Patent Infringement Damages Under Fire

Seventh Circuit Judge Richard Posner is one of the foremost legal scholars in the United States, particularly on economic matters. He has written numerous influential opinions and almost forty books on law and economics, teaches at the University of Chicago Law School, and is widely respected in the legal community. And two of his recent damage rulings will have a signification impact on the patent litigation process, or more specifically reduce it.

Last summer in Apple vs. Motorola, Judge Posner, sitting by designation, threw out both sides’ damage witnesses.  This article discusses the Apple case and the damages ruling.  Posner’s current and second ruling affecting the patent damage landscape is Brandeis University and GFA Brands, Inc., vs. Keebler Co., No. District of Illinois, (Case no. 1:12-cv-01508, January 18, 2013), summarized below (with additional detail in this article).

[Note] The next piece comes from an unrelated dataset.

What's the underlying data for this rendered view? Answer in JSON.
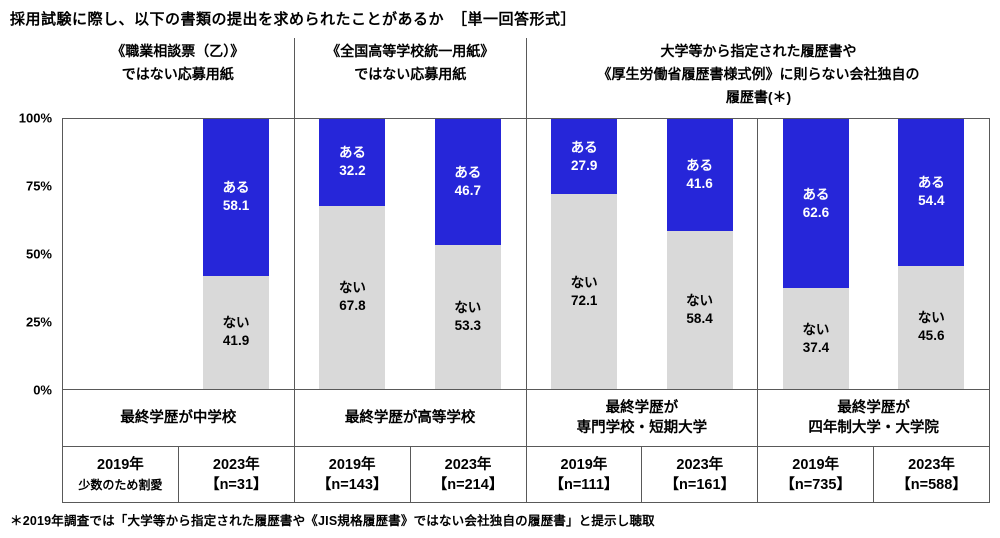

In this second action, again sitting by designation, Judge Poser gutted the damage case for a plaintiff patentee involving the formula for cookies used by defendant Keebler. Judge Posner eliminated practically all of the damage calculation, not based on the plaintiff’s grotesque misuse of damage principles, but based on Judge Posner’s own detailed analysis and questions which occurred to him that had not been anticipated and answered by the plaintiff’s expert in their work.

The Keebler case underscores the importance of acceptable non-infringing alternatives in determining a reasonable royalty rate. When there is an acceptable economic alternative to use of the infringed patent, the royalty rate will necessarily be smaller than if no such alternative exists. The plaintiffs’ expert addressed this issue, but not to the thoroughness and in the manner that Judge Posner desired. The Order states:

“Dr. Layne- Farrar testified (in her report and in answer to my questions) that there was no cheap and satisfactory substitute for the plaintiffs’ fat blend that would not contain trans-fats. In order to avoid infringing while also avoiding trans-fats (the primary commercial value of the plaintiffs’ margarine is not its effect on HDL and the HDL/LDL ratio but that it does not contain trans-fats), Keebler would have had to consider the possible effects of substituting a non-infringing oil blend on other elements of consumer demand besides aversion to trans-fats. These elements, she testified, include consumer aversion to sogginess in cookies (a possible result if the cookies contained a non-infringing oil blend that had a high ratio of unsaturated to saturated fat), and aversion to saturated fat (a result if for example butter, which contains no trans-fats, was used in place of the patented margarine).”

Plaintiff’s expert reviewed licenses to support the reasonable royalty rate. This is a common and widely accepted analysis tool. As with practically any analysis that is based on comparable transactions, there were differences between the subject hypothetical license, and the comparable transactions. Judge Posner determined that two of the three licenses used by the plaintiff’s expert were not sufficiently comparable and excluded them. This left plaintiff’s expert with only one license, which the expert specifically concluded was a floor, and not the best indication of value. However, Judge Posner’s Order made this one license the only thing left in plaintiff’s entire damage presentation.

With the plaintiff’s damage case a shell of its former self, the matter settled. So, unlike the Apple case which is being appealed, the Keebler case will not provide an opportunity for appellate review.  However, both cases serve as a cautionary tale regarding how jurists may apply their gate keeping role.